Tony,
I said absolutely nothing of Red Hat hosting Orca. I said they ship it
with the distribution, which they are not at all obligated to do, as
proven by the fact that Linux Mint didn't come with Orca in the live
environment for a very long time. As for Speakup, it has never been
fully ready for prime time up to now, and there are very good reasons
why it is still stuck in the staging tree. If you want to talk about too
little too late, then I would talk of Speakup, which is only recently
getting its act together enough to hopefully make it out of staging and
into the stable kernel tree, maybe in the next couple of years if we're
lucky. Meanwhile, we have a very nice package called Fenrir, which has
taken the screen reader completely out of the kernel, putting it fully
in userspace where it belongs. Perhaps this will address the issue of
speech from a text only environment much better than Speakup ever could,
as it can not only work on kernels without staging enabled, but it will
also eventually be far more portable to things like FreeBSD, which has
never had even a proof of concept kernel-based screen reader, and has up
to now required ssh in order to get it to do anything for those of us
who need speech output.
Regarding installer accessibility, I have used quite a few installers,
and Red Hat was one of the first major vendors to ship an installer that
while not accessible by direct methods e.g. via speech on the machine
where the OS was to be installed, did come with a method of gaining
access to the installation terminal via telnet, and also had kickstart
files that could be used in place of the on-screen system. Of course
Speakup had to be used via Speakup Modified, and before that, the kernel
had to be patched, but I wouldn't call that not caring by any stretch.
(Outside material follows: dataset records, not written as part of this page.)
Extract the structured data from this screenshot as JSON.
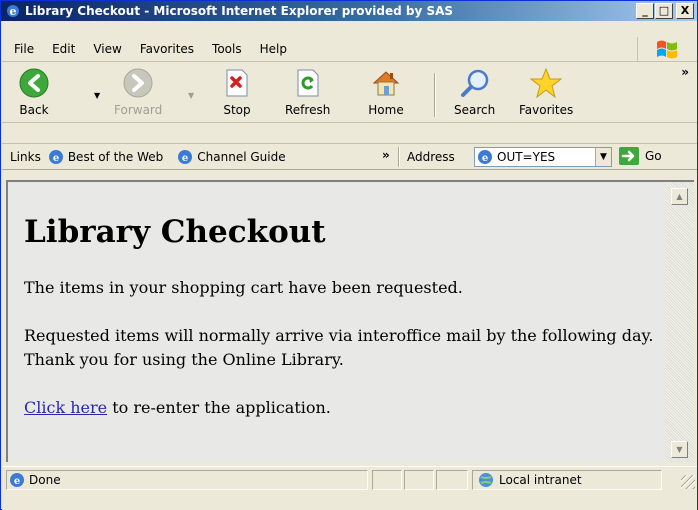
{
  "window": {
    "title": "Library Checkout - Microsoft Internet Explorer provided by SAS",
    "minimize": "_",
    "maximize": "□",
    "close": "X"
  },
  "menu": {
    "items": [
      "File",
      "Edit",
      "View",
      "Favorites",
      "Tools",
      "Help"
    ]
  },
  "toolbar": {
    "back": "Back",
    "forward": "Forward",
    "stop": "Stop",
    "refresh": "Refresh",
    "home": "Home",
    "search": "Search",
    "favorites": "Favorites",
    "more": "»"
  },
  "links_bar": {
    "label": "Links",
    "items": [
      "Best of the Web",
      "Channel Guide"
    ],
    "more": "»"
  },
  "address_bar": {
    "label": "Address",
    "value": "OUT=YES",
    "go": "Go"
  },
  "page": {
    "heading": "Library Checkout",
    "paragraph1": "The items in your shopping cart have been requested.",
    "paragraph2": "Requested items will normally arrive via interoffice mail by the following day. Thank you for using the Online Library.",
    "link_text": "Click here",
    "link_suffix": " to re-enter the application."
  },
  "status": {
    "text": "Done",
    "zone": "Local intranet"
  },
  "colors": {
    "title_bar": "#0a246a",
    "link": "#2a2aa6",
    "chrome": "#ece9d8"
  },
  "icons": {
    "back": "green-back-arrow-icon",
    "forward": "gray-forward-arrow-icon",
    "stop": "red-x-stop-icon",
    "refresh": "green-refresh-icon",
    "home": "house-icon",
    "search": "magnifier-icon",
    "favorites": "star-icon",
    "ie": "ie-logo-icon",
    "windows": "windows-flag-icon",
    "intranet": "globe-network-icon"
  }
}
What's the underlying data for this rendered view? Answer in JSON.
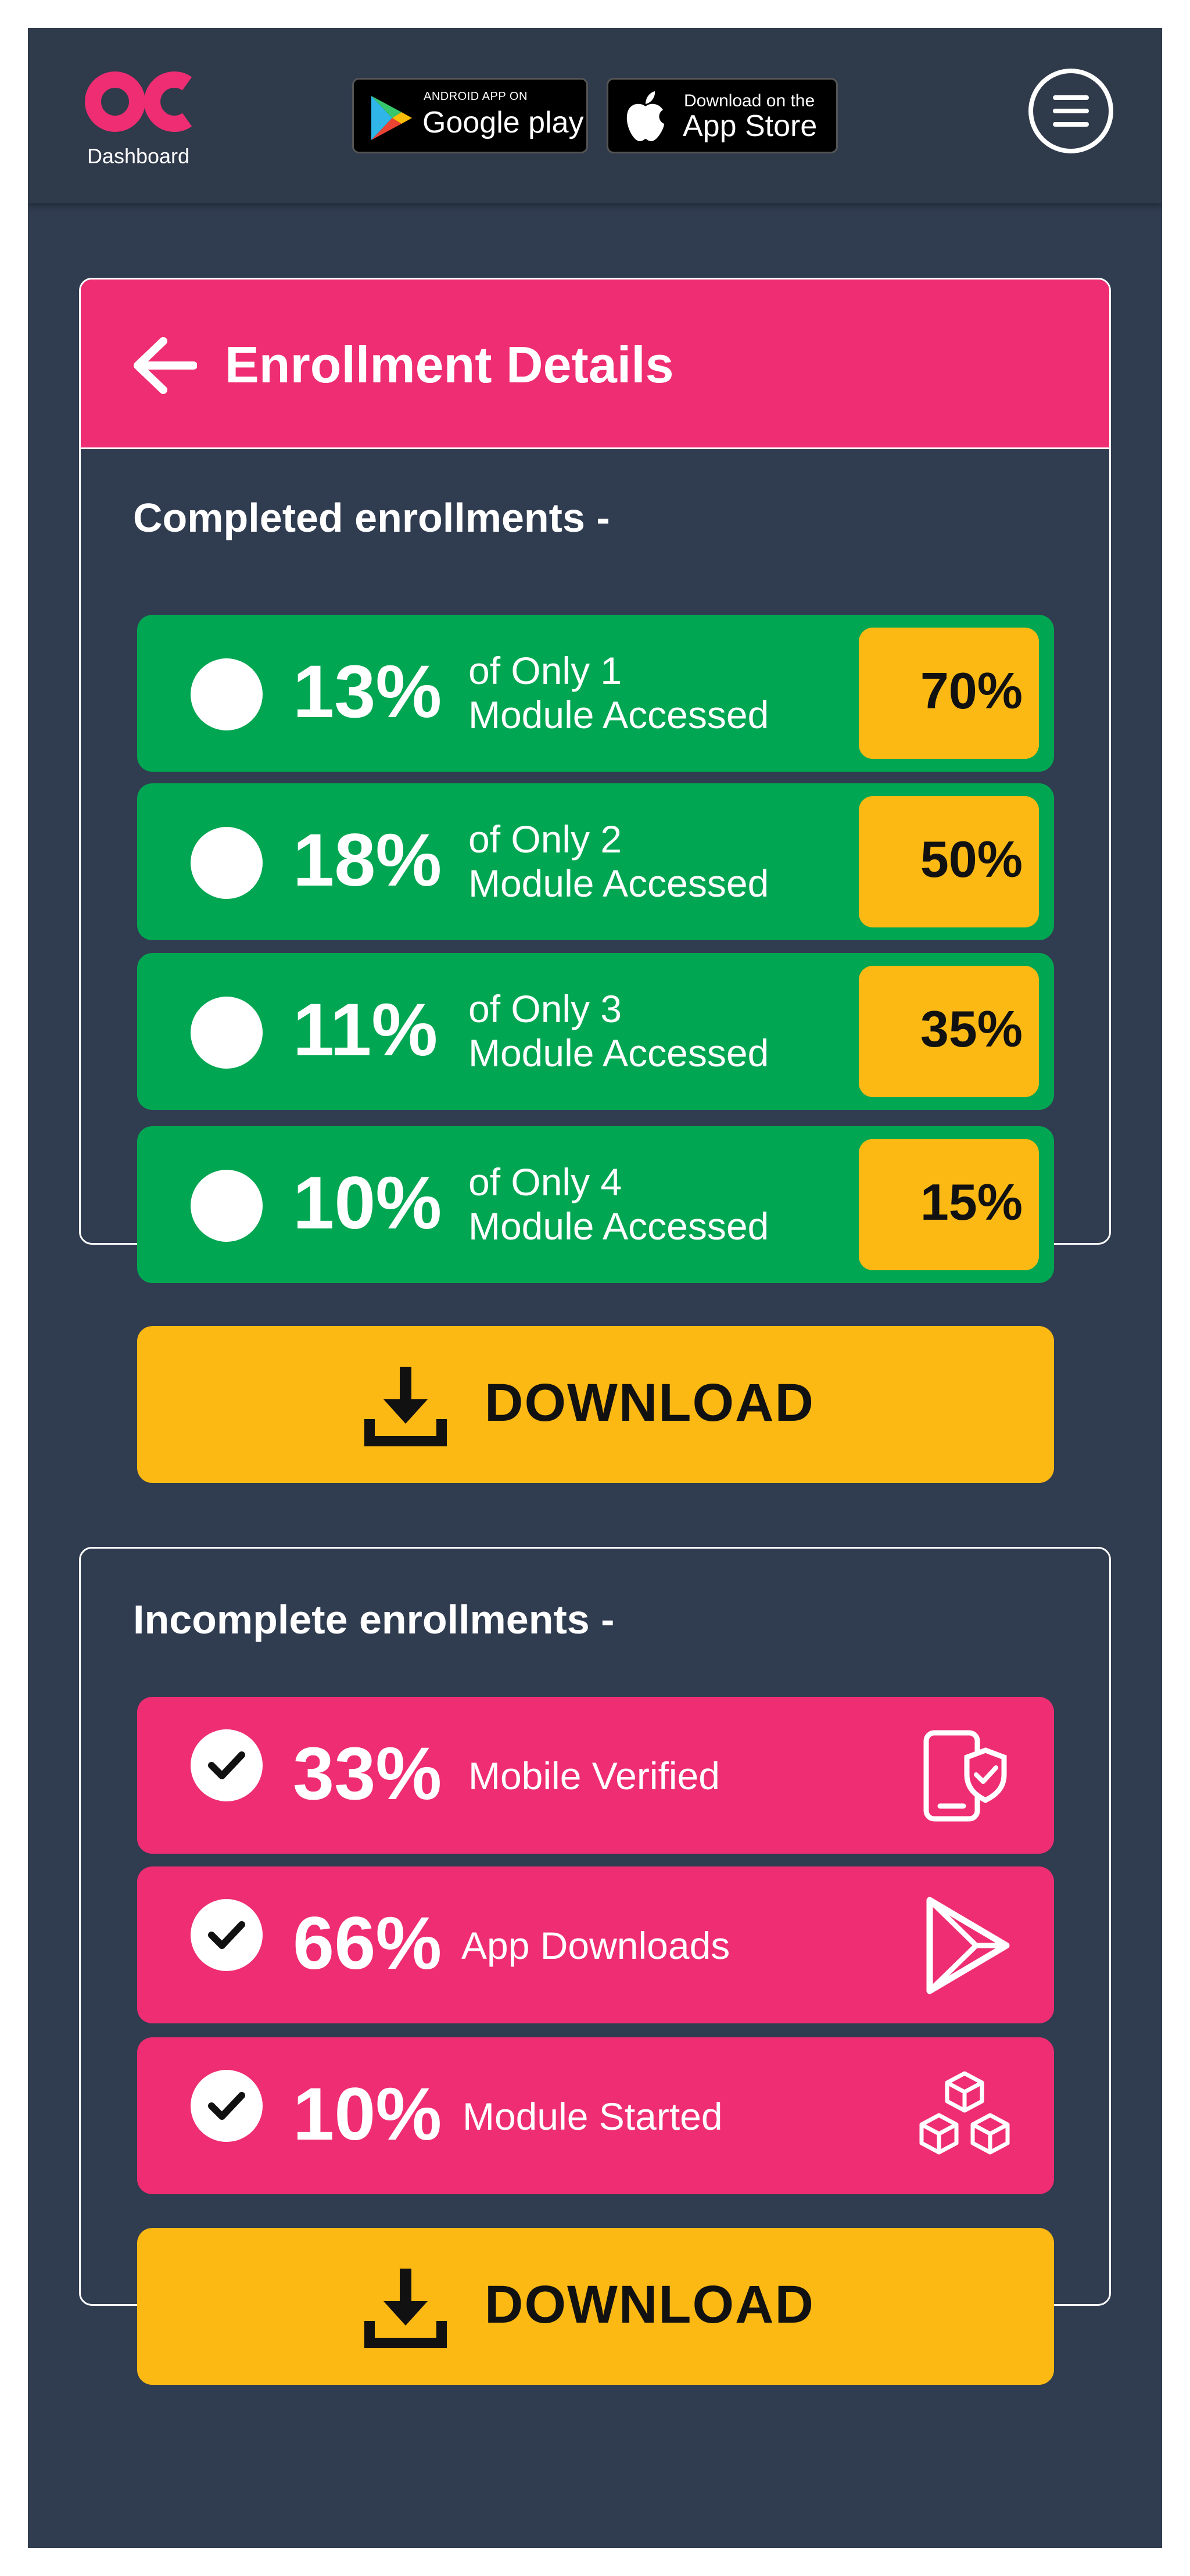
{
  "header": {
    "logo_text": "oc",
    "logo_caption": "Dashboard",
    "google_play": {
      "small": "ANDROID APP ON",
      "big": "Google play"
    },
    "app_store": {
      "small": "Download on the",
      "big": "App Store"
    },
    "menu_icon": "hamburger-menu-icon"
  },
  "page": {
    "title": "Enrollment Details",
    "back_icon": "arrow-left-icon"
  },
  "completed": {
    "title": "Completed enrollments -",
    "rows": [
      {
        "percent": "13%",
        "line1": "of Only 1",
        "line2": "Module Accessed",
        "badge": "70%"
      },
      {
        "percent": "18%",
        "line1": "of Only 2",
        "line2": "Module Accessed",
        "badge": "50%"
      },
      {
        "percent": "11%",
        "line1": "of Only 3",
        "line2": "Module Accessed",
        "badge": "35%"
      },
      {
        "percent": "10%",
        "line1": "of Only 4",
        "line2": "Module Accessed",
        "badge": "15%"
      }
    ],
    "download_label": "DOWNLOAD"
  },
  "incomplete": {
    "title": "Incomplete enrollments -",
    "rows": [
      {
        "percent": "33%",
        "label": "Mobile Verified",
        "icon": "mobile-shield-icon"
      },
      {
        "percent": "66%",
        "label": "App Downloads",
        "icon": "play-store-icon"
      },
      {
        "percent": "10%",
        "label": "Module Started",
        "icon": "cubes-icon"
      }
    ],
    "download_label": "DOWNLOAD"
  },
  "colors": {
    "background": "#303c50",
    "accent_pink": "#ef2d72",
    "row_green": "#00a651",
    "badge_yellow": "#fdb913"
  }
}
Once the graphical environment started becoming usable, Red Hat, now
called Fedora, was already shipping Orca in its repositories, and they
were one of the first to include the quite new at the time Espeak, which
was far more responsive than Festival, and all the other distros soon
followed. I'm not sure where in the world you have come to the
conclusion that Red Hat simply doesn't care about accessibility. Is it
because your beloved Speakup, which is stuck in the staging tree for
more than 3 years now still isn't enabled in the Fedora kernel? Sorry,
but it's way past time to look elsewhere for text mode screen reading to
something that isn't locked into a kernel. No other screen reader is
bound to a kernel, and there are excellent reasons that go far deeper
than accessibility for disabling staging in a vendor kernel. Rather than
complaining that a distro vendor doesn't enable a potentially insecure
and/or unstable part of its kernel so that we can have a screen reader
in text mode, those who use text mode on a regular basis and need a
screen reader for it need to either learn how to muck about in the Linux
kernel itself so that the screen reader can get out of staging and into
the kernel proper, or better yet, contribute to Fenrir development,
where everything goes on in userspace and the screen reader only relies
on interfaces to stable and well-tested parts of the kernel that are
never disabled in any distro or vendor kernel. If Red Hat decides not to
accept a Fenrir package, then and only then can we begin to arrive at
the conclusion that maybe perhaps they don't give a care for accessibility.